Personal factors and behaviors
Single items are used to assess the following personal factors and behaviors: number of days attending PE or gym class in a typical week in the current semester or quarter; participation on a sports team or in classes/lessons (dance, martial arts, gymnastics, tennis) at school or outside school; number of hours watching TV or movies, playing video games or using the Internet for something that is not schoolwork, and talking on the phone or sending text messages. SES is determined by an item listed on the consent form that asks parents whether or not their child participates in the free and reduced price lunch program. Age, academic grade, race and ethnicity are obtained from items listed on the consent form or screening tool.

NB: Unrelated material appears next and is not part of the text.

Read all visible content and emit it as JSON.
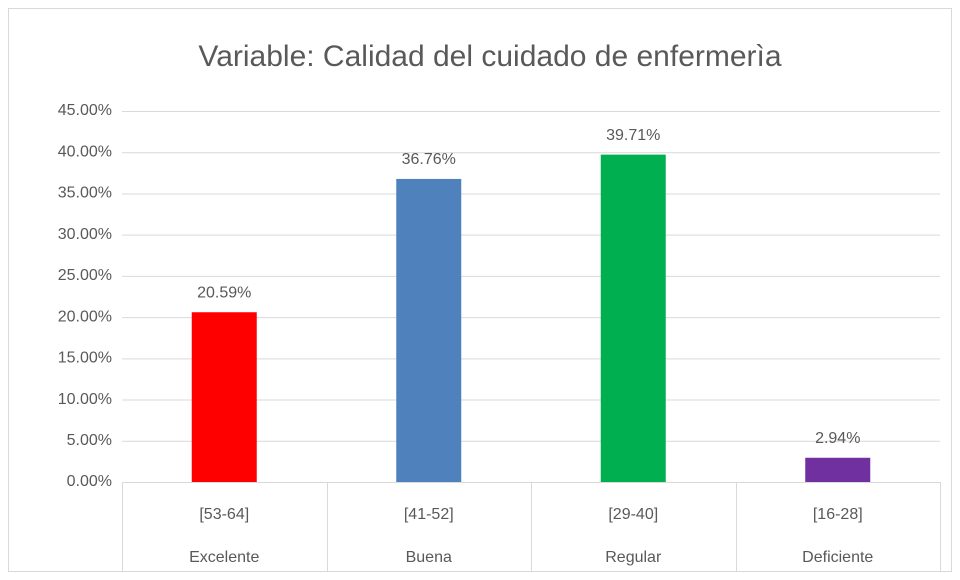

Each girl’s stage of development is assessed with the Pubertal Development Scale [
61]. Alpha coefficients are .68 - .83 [
61]. Pender et al. found agreement between observations of participants' developmental characteristics and self-report to be >90%. In other studies, correlation coefficients comparing observed developmental characteristics and self-reported scores were as high as .79 [
61]. Girls rate themselves on growth spurt, body hair (underarm), skin changes, and overall development as compared to other girls of similar age. Response choices will be: (1) no; (2) yes, barely; (3) yes, definitely; or (4) development complete. Girls respond to questions about breast growth and menstruation. Scores for body hair, breast growth, and menarche (1 = no menstruation yet; 2 = yes, menstruation started) are combined to determine developmental stage (early, middle, or late puberty).